John Fletcher was an overworked minor official in a Government office. He lived a lonely life, and had done so ever since he had been a boy. At school he had mixed little with his fellow school-boys, and he took no interest in the things that interested them, that is to say, games. On the other hand, although he was what is called “good at work,” and did his lessons with facility and ease, he was not a literary boy, and did not care for books. He was drawn towards machinery of all kinds, and spent his spare time in dabbling in scientific experiments or in watching trains go by on the Great Western line. Once he blew off his eyebrows while making some experiment with explosive chemicals; his hands were always smudged with dark, mysterious stains, and his room was like that of a mediaeval alchemist, littered with retorts, bottles, and test-glasses. Before leaving school he invented a flying machine (heavier than air), and an unsuccessful attempt to start it on the high road caused him to be the victim of much chaff and ridicule.

When he left school he went to Oxford. His life there was as lonely as it had been at school. The dirty, untidy, ink-stained, and chemical-stained little boy grew up into a tall, lank, slovenly-dressed man, who kept entirely to himself, not because he cherished any dislike or disdain for his fellow-creatures, but because he seemed to be entirely absorbed in his own thoughts and isolated from the world by a barrier of dreams.

He did well at Oxford, and when he went down he passed high into the Civil Service and became a clerk in a Government office. There he kept as much to himself as ever. He did his work rapidly and well, for this man, who seemed so slovenly in his person, had an accurate mind, and was what was called a good clerk, although his incurable absent-mindedness once or twice caused him to forget certain matters of importance.

His fellow clerks treated him as a crank and as a joke, but none of them, try as they would, could get to know him or win his confidence. They used to wonder what Fletcher did with his spare time, what were his pursuits, what were his hobbies, if he had any. They suspected that Fletcher had some hobby of an engrossing kind, since in everyday life he conveyed the impression of a man who is walking in his sleep, who acts mechanically and automatically. Somewhere else, they thought, in some other circumstances, he must surely wake up and take a living interest in somebody or in something.

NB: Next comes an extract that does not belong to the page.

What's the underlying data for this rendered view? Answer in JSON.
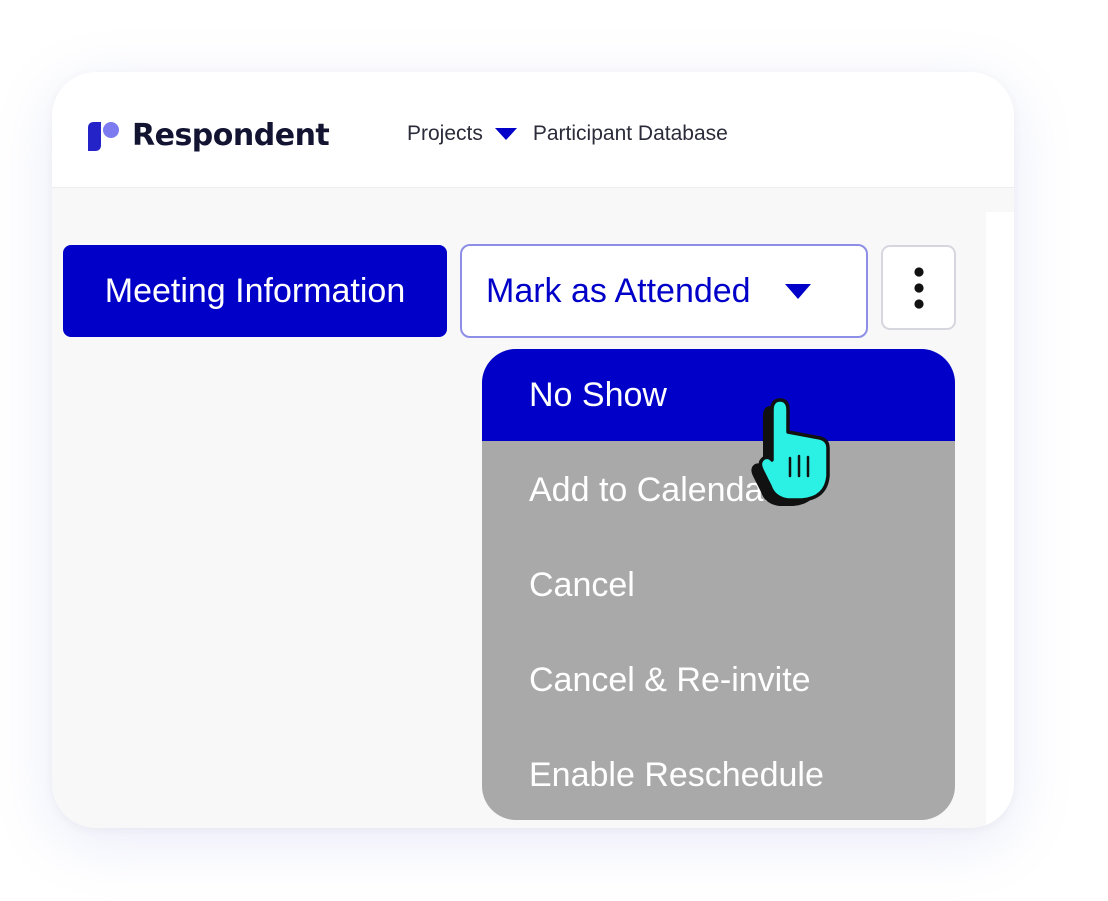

Yet had they followed him home to his small room in Canterbury-mansions they would have been astonished. For when he returned from the office after a hard day’s work he would do nothing more engrossing than slowly to turn over the leaves of a book in which there were elaborate drawings and diagrams of locomotives and other kinds of engines. And on Sunday he would take a train to one of the large junctions and spend the whole day in watching express trains go past, and in the evening would return again to London.

One day after he had returned from the office somewhat earlier than usual, he was telephoned for. He had no telephone in his own room, but he could use a public telephone which was attached to the building. He went into the small box, but found on reaching the telephone that he had been cut off by the exchange. He imagined that he had been rung up by the office, so he asked to be given their number. As he did so his eye caught an advertisement which was hung just over the telephone. It was an elaborate design in black and white, pointing out the merits of a particular kind of soap called the Venus: a classical lady, holding a looking-glass in one hand and a cake of this invaluable soap in the other, was standing in a sphere surrounded by pointed rays, which was no doubt intended to represent the most brilliant of the planets.